MiCA : vos cryptos, ce qui change en 2026
MiCA 2026 : règlement européen sur les crypto-actifs, agrément PSAN puis CASP, stablecoins encadrés et protection renforcée des particuliers en France.
Le règlement européen MiCA, applicable en France depuis fin 2024, transforme en profondeur l’encadrement des crypto-actifs. En 2026, particuliers et plateformes vivent la phase concrète de mise en conformité, avec un changement de statut, une protection renforcée et de nouveaux droits qui méritent une lecture précise.

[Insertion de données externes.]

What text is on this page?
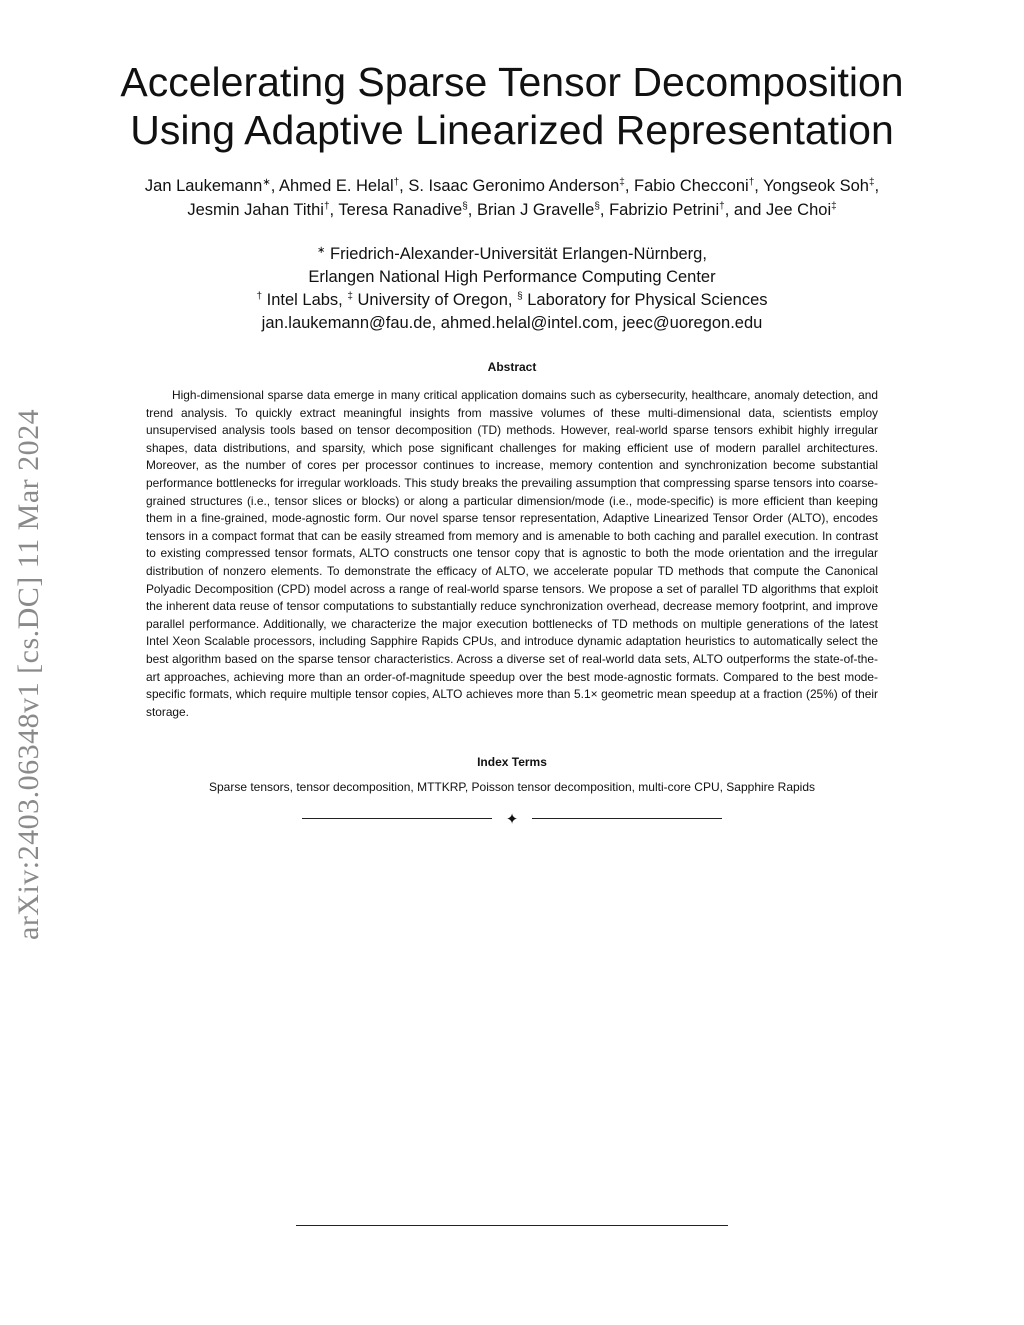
arXiv:2403.06348v1 [cs.DC] 11 Mar 2024
Accelerating Sparse Tensor Decomposition
Using Adaptive Linearized Representation
Jan Laukemann∗, Ahmed E. Helal†, S. Isaac Geronimo Anderson‡, Fabio Checconi†, Yongseok Soh‡,
Jesmin Jahan Tithi†, Teresa Ranadive§, Brian J Gravelle§, Fabrizio Petrini†, and Jee Choi‡
∗ Friedrich-Alexander-Universität Erlangen-Nürnberg,
Erlangen National High Performance Computing Center
† Intel Labs, ‡ University of Oregon, § Laboratory for Physical Sciences
jan.laukemann@fau.de, ahmed.helal@intel.com, jeec@uoregon.edu
Abstract

High-dimensional sparse data emerge in many critical application domains such as cybersecurity, healthcare, anomaly detection, and trend analysis. To quickly extract meaningful insights from massive volumes of these multi-dimensional data, scientists employ unsupervised analysis tools based on tensor decomposition (TD) methods. However, real-world sparse tensors exhibit highly irregular shapes, data distributions, and sparsity, which pose significant challenges for making efficient use of modern parallel architectures. Moreover, as the number of cores per processor continues to increase, memory contention and synchronization become substantial performance bottlenecks for irregular workloads. This study breaks the prevailing assumption that compressing sparse tensors into coarse-grained structures (i.e., tensor slices or blocks) or along a particular dimension/mode (i.e., mode-specific) is more efficient than keeping them in a fine-grained, mode-agnostic form. Our novel sparse tensor representation, Adaptive Linearized Tensor Order (ALTO), encodes tensors in a compact format that can be easily streamed from memory and is amenable to both caching and parallel execution. In contrast to existing compressed tensor formats, ALTO constructs one tensor copy that is agnostic to both the mode orientation and the irregular distribution of nonzero elements. To demonstrate the efficacy of ALTO, we accelerate popular TD methods that compute the Canonical Polyadic Decomposition (CPD) model across a range of real-world sparse tensors. We propose a set of parallel TD algorithms that exploit the inherent data reuse of tensor computations to substantially reduce synchronization overhead, decrease memory footprint, and improve parallel performance. Additionally, we characterize the major execution bottlenecks of TD methods on multiple generations of the latest Intel Xeon Scalable processors, including Sapphire Rapids CPUs, and introduce dynamic adaptation heuristics to automatically select the best algorithm based on the sparse tensor characteristics. Across a diverse set of real-world data sets, ALTO outperforms the state-of-the-art approaches, achieving more than an order-of-magnitude speedup over the best mode-agnostic formats. Compared to the best mode-specific formats, which require multiple tensor copies, ALTO achieves more than 5.1× geometric mean speedup at a fraction (25%) of their storage.

Index Terms
Sparse tensors, tensor decomposition, MTTKRP, Poisson tensor decomposition, multi-core CPU, Sapphire Rapids
✦
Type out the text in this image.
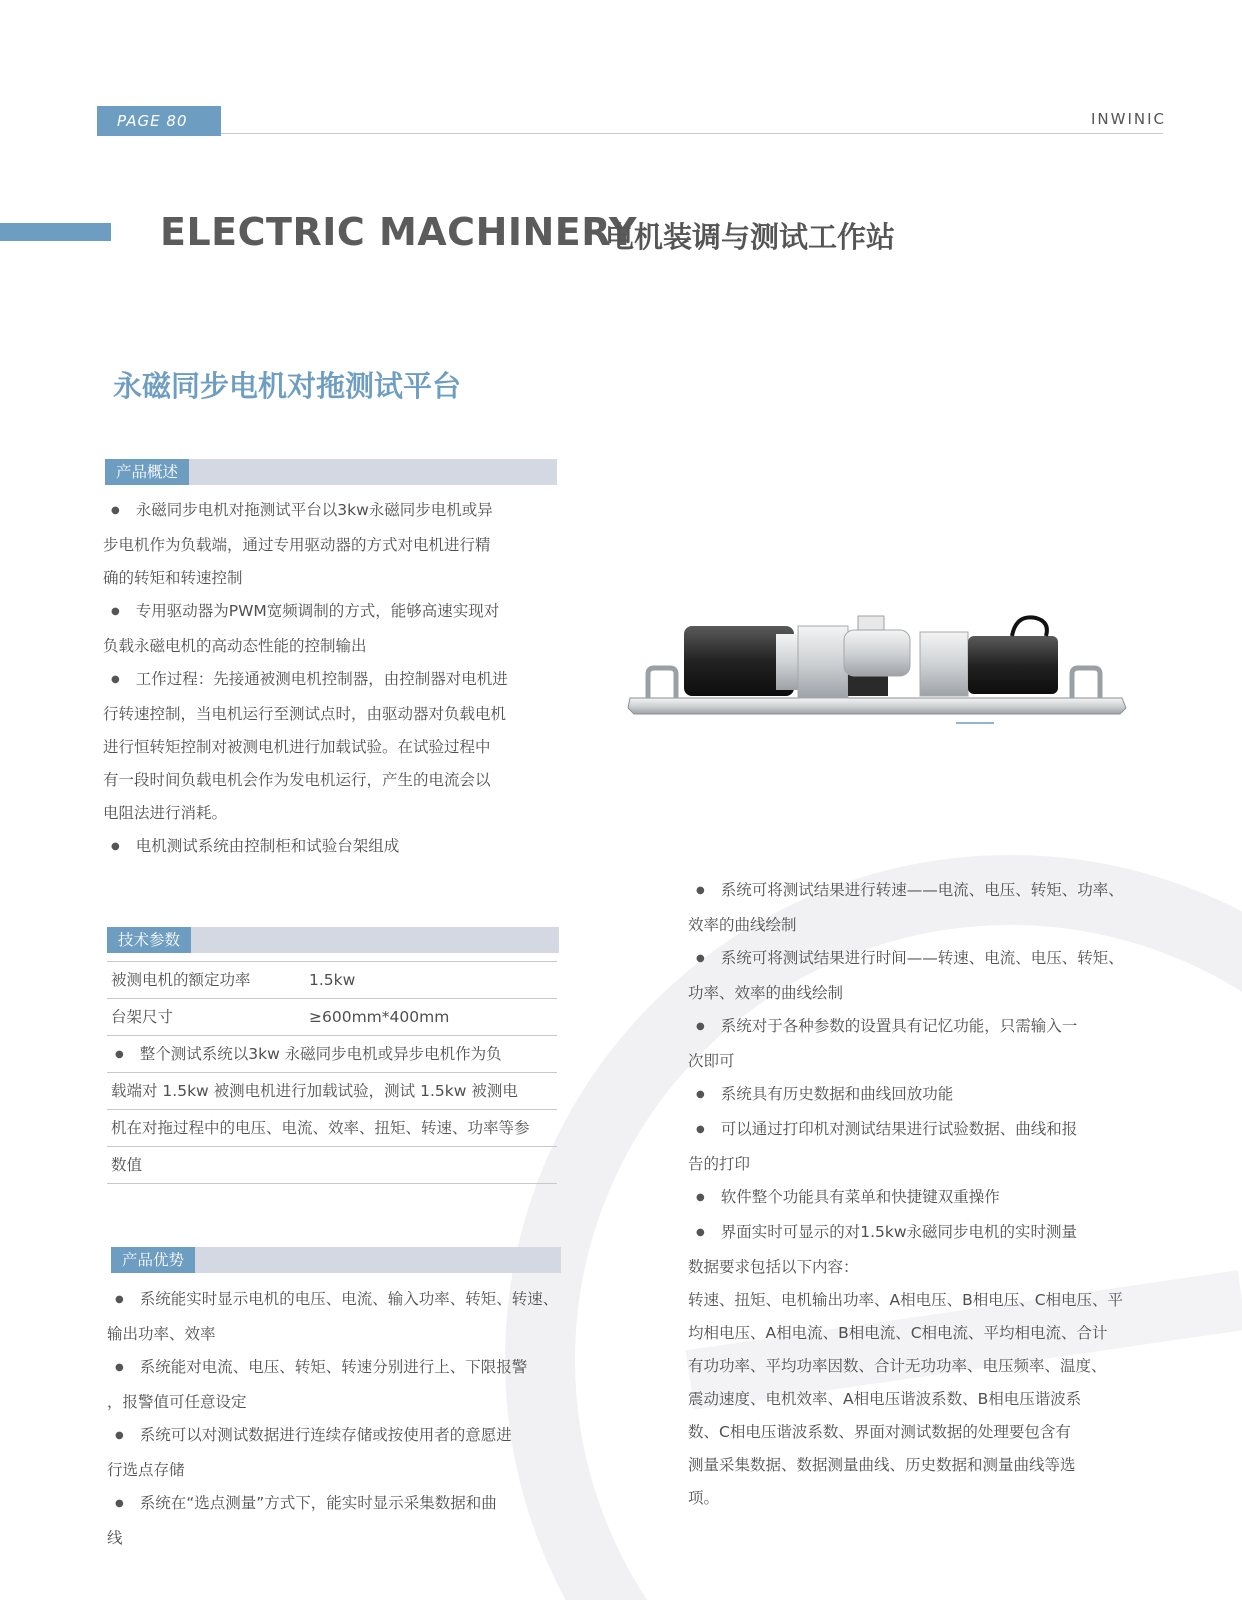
PAGE 80	INWINIC
ELECTRIC MACHINERY
电机装调与测试工作站
永磁同步电机对拖测试平台
产品概述

● 永磁同步电机对拖测试平台以3kw永磁同步电机或异

步电机作为负载端，通过专用驱动器的方式对电机进行精

确的转矩和转速控制

● 专用驱动器为PWM宽频调制的方式，能够高速实现对

负载永磁电机的高动态性能的控制输出

● 工作过程：先接通被测电机控制器，由控制器对电机进

行转速控制，当电机运行至测试点时，由驱动器对负载电机

进行恒转矩控制对被测电机进行加载试验。在试验过程中

有一段时间负载电机会作为发电机运行，产生的电流会以

电阻法进行消耗。

● 电机测试系统由控制柜和试验台架组成

技术参数
被测电机的额定功率	1.5kw
台架尺寸	≥600mm*400mm
● 整个测试系统以3kw 永磁同步电机或异步电机作为负
载端对 1.5kw 被测电机进行加载试验，测试 1.5kw 被测电
机在对拖过程中的电压、电流、效率、扭矩、转速、功率等参
数值
产品优势

● 系统能实时显示电机的电压、电流、输入功率、转矩、转速、

输出功率、效率

● 系统能对电流、电压、转矩、转速分别进行上、下限报警

，报警值可任意设定

● 系统可以对测试数据进行连续存储或按使用者的意愿进

行选点存储

● 系统在“选点测量”方式下，能实时显示采集数据和曲

线

● 系统可将测试结果进行转速——电流、电压、转矩、功率、

效率的曲线绘制

● 系统可将测试结果进行时间——转速、电流、电压、转矩、

功率、效率的曲线绘制

● 系统对于各种参数的设置具有记忆功能，只需输入一

次即可

● 系统具有历史数据和曲线回放功能

● 可以通过打印机对测试结果进行试验数据、曲线和报

告的打印

● 软件整个功能具有菜单和快捷键双重操作

● 界面实时可显示的对1.5kw永磁同步电机的实时测量

数据要求包括以下内容：

转速、扭矩、电机输出功率、A相电压、B相电压、C相电压、平

均相电压、A相电流、B相电流、C相电流、平均相电流、合计

有功功率、平均功率因数、合计无功功率、电压频率、温度、

震动速度、电机效率、A相电压谐波系数、B相电压谐波系

数、C相电压谐波系数、界面对测试数据的处理要包含有

测量采集数据、数据测量曲线、历史数据和测量曲线等选

项。
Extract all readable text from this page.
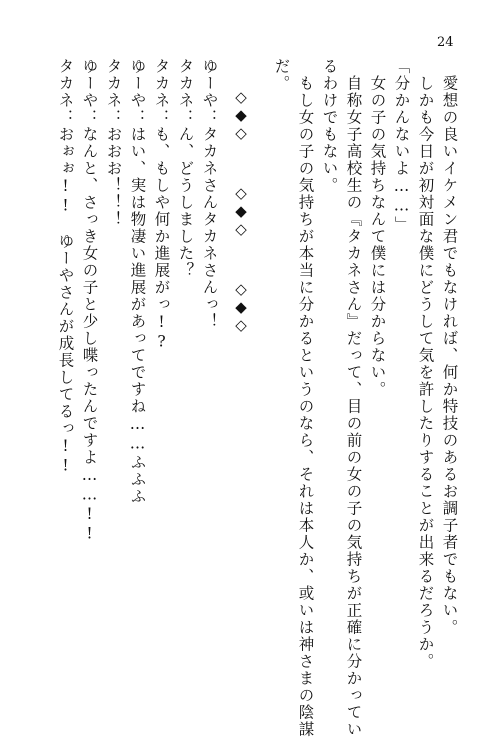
24
　愛想の良いイケメン君でもなければ、何か特技のあるお調子者でもない。
　しかも今日が初対面な僕にどうして気を許したりすることが出来るだろうか。
「分かんないよ……」
　女の子の気持ちなんて僕には分からない。
　自称女子高校生の『タカネさん』だって、目の前の女の子の気持ちが正確に分かってい
るわけでもない。
　もし女の子の気持ちが本当に分かるというのなら、それは本人か、或いは神さまの陰謀
だ。
◇◆◇◇◆◇◇◆◇
ゆーや：タカネさんタカネさんっ！
タカネ：ん、どうしました？
タカネ：も、もしや何か進展がっ!?
ゆーや：はい、実は物凄い進展があってですね……ふふふ
タカネ：おおお！！！
ゆーや：なんと、さっき女の子と少し喋ったんですよ……!!
タカネ：おぉぉ!!　ゆーやさんが成長してるっ!!
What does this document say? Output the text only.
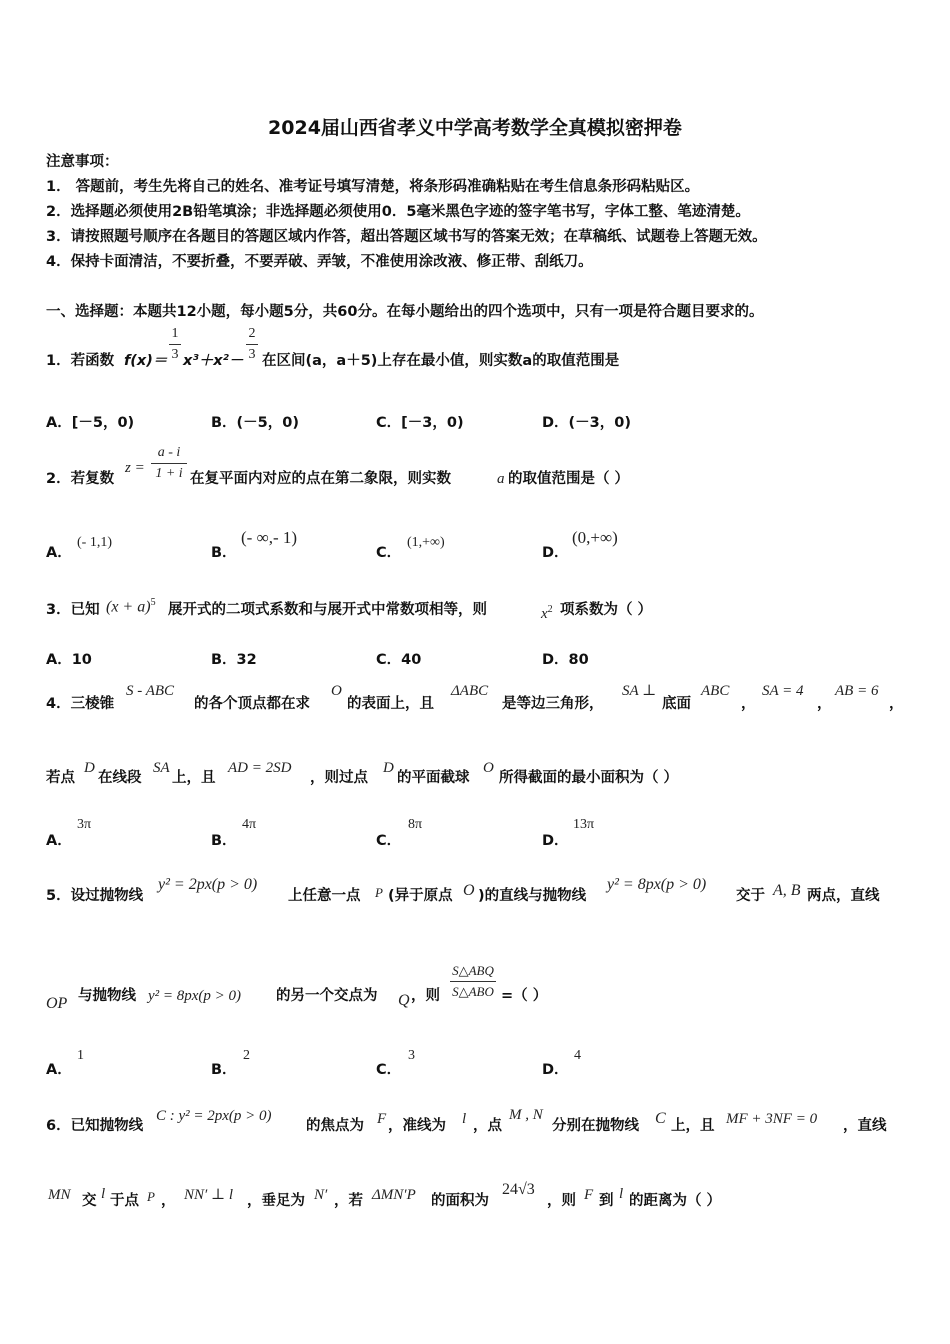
2024届山西省孝义中学高考数学全真模拟密押卷
注意事项：
1． 答题前，考生先将自己的姓名、准考证号填写清楚，将条形码准确粘贴在考生信息条形码粘贴区。
2．选择题必须使用2B铅笔填涂；非选择题必须使用0．5毫米黑色字迹的签字笔书写，字体工整、笔迹清楚。
3．请按照题号顺序在各题目的答题区域内作答，超出答题区域书写的答案无效；在草稿纸、试题卷上答题无效。
4．保持卡面清洁，不要折叠，不要弄破、弄皱，不准使用涂改液、修正带、刮纸刀。
一、选择题：本题共12小题，每小题5分，共60分。在每小题给出的四个选项中，只有一项是符合题目要求的。
1．若函数 f(x)＝
1
3 x³＋x²－
2
3 在区间(a，a＋5)上存在最小值，则实数a的取值范围是
A．[－5，0)	B．(－5，0)	C．[－3，0)	D．(－3，0)
2．若复数
z =
a - i
1 + i 在复平面内对应的点在第二象限，则实数	a 的取值范围是（ ）
A．
(- 1,1)
B．
(- ∞,- 1)
C．
(1,+∞)
D．
(0,+∞)
3．已知 $(x + a)^5$ 展开式的二项式系数和与展开式中常数项相等，则	$x^2$ 项系数为（ ）
A．10	B．32	C．40	D．80
4．三棱锥
S - ABC
的各个顶点都在求
O
的表面上，且
ΔABC
是等边三角形，
SA ⊥
底面
ABC
，
SA = 4
，
AB = 6
，
若点
D
在线段
SA
上，且
AD = 2SD
，则过点
D
的平面截球
O
所得截面的最小面积为（ ）
A．
3π
B．
4π
C．
8π
D．
13π
5．设过抛物线
y² = 2px(p > 0)
上任意一点 P (异于原点 O )的直线与抛物线
y² = 8px(p > 0)
交于 A, B 两点，直线
OP 与抛物线 y² = 8px(p > 0) 的另一个交点为 Q ，则
S△ABQ
S△ABO =（ ）
A．
1
B．
2
C．
3
D．
4
6．已知抛物线
C : y² = 2px(p > 0)
的焦点为 F ，准线为 l ，点
M , N
分别在抛物线 C 上，且 MF + 3NF = 0 ，直线
MN 交 l 于点 P ， NN′ ⊥ l ，垂足为 N′ ，若 ΔMN′P 的面积为
24√3
，则 F 到 l 的距离为（ ）
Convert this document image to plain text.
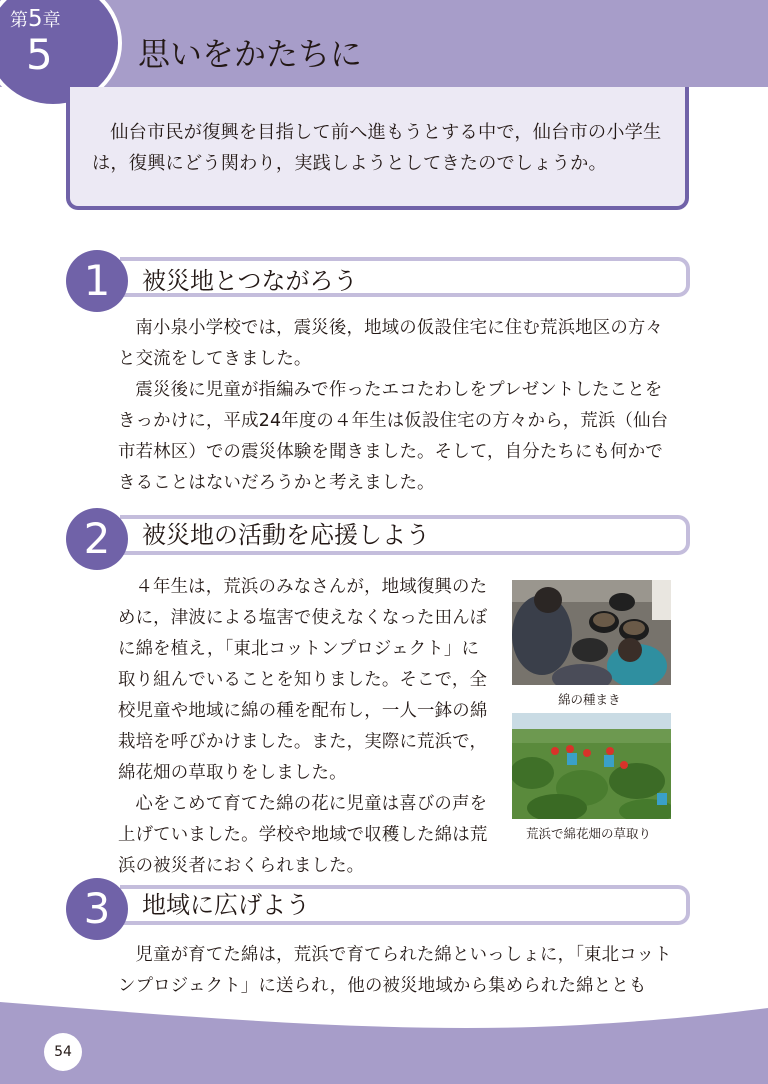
第5章
5	思いをかたちに

仙台市民が復興を目指して前へ進もうとする中で，仙台市の小学生は，復興にどう関わり，実践しようとしてきたのでしょうか。

1	被災地とつながろう

南小泉小学校では，震災後，地域の仮設住宅に住む荒浜地区の方々と交流をしてきました。

震災後に児童が指編みで作ったエコたわしをプレゼントしたことをきっかけに，平成24年度の４年生は仮設住宅の方々から，荒浜（仙台市若林区）での震災体験を聞きました。そして，自分たちにも何かできることはないだろうかと考えました。

2	被災地の活動を応援しよう

４年生は，荒浜のみなさんが，地域復興のために，津波による塩害で使えなくなった田んぼに綿を植え，「東北コットンプロジェクト」に取り組んでいることを知りました。そこで，全校児童や地域に綿の種を配布し，一人一鉢の綿栽培を呼びかけました。また，実際に荒浜で，綿花畑の草取りをしました。

心をこめて育てた綿の花に児童は喜びの声を上げていました。学校や地域で収穫した綿は荒浜の被災者におくられました。

綿の種まき
荒浜で綿花畑の草取り
3	地域に広げよう

児童が育てた綿は，荒浜で育てられた綿といっしょに，「東北コットンプロジェクト」に送られ，他の被災地域から集められた綿ととも

54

MiCA, un cadre européen unifié pour les crypto-actifs depuis 2024
Le règlement (UE) 2023/1114, plus connu sous le nom de MiCA pour Markets in Crypto-Assets, a été adopté par le Parlement européen le 20 avril 2023 et publié au Journal officiel de l’Union européenne le 9 juin 2023. Il harmonise pour la première fois à l’échelle des vingt-sept États membres les règles applicables aux émetteurs et prestataires de services sur crypto-actifs, avec une application progressive entre juin 2024 pour les stablecoins et fin décembre 2024 pour les autres dispositions. Le texte intégral et ses actes délégués sont accessibles via EUR-Lex.
L’esprit de MiCA est double. Protéger les investisseurs particuliers contre les abus de marché, les défaillances de plateformes et le manque d’information, dans la continuité des leçons tirées de plusieurs effondrements de plateformes internationales entre 2022 et 2024. Mais aussi sécuriser la stabilité financière dès lors que certains crypto-actifs, particulièrement les stablecoins, deviennent susceptibles de jouer un rôle systémique en cas d’usage de masse. La Banque de France a publié plusieurs analyses techniques sur ces enjeux dès 2024.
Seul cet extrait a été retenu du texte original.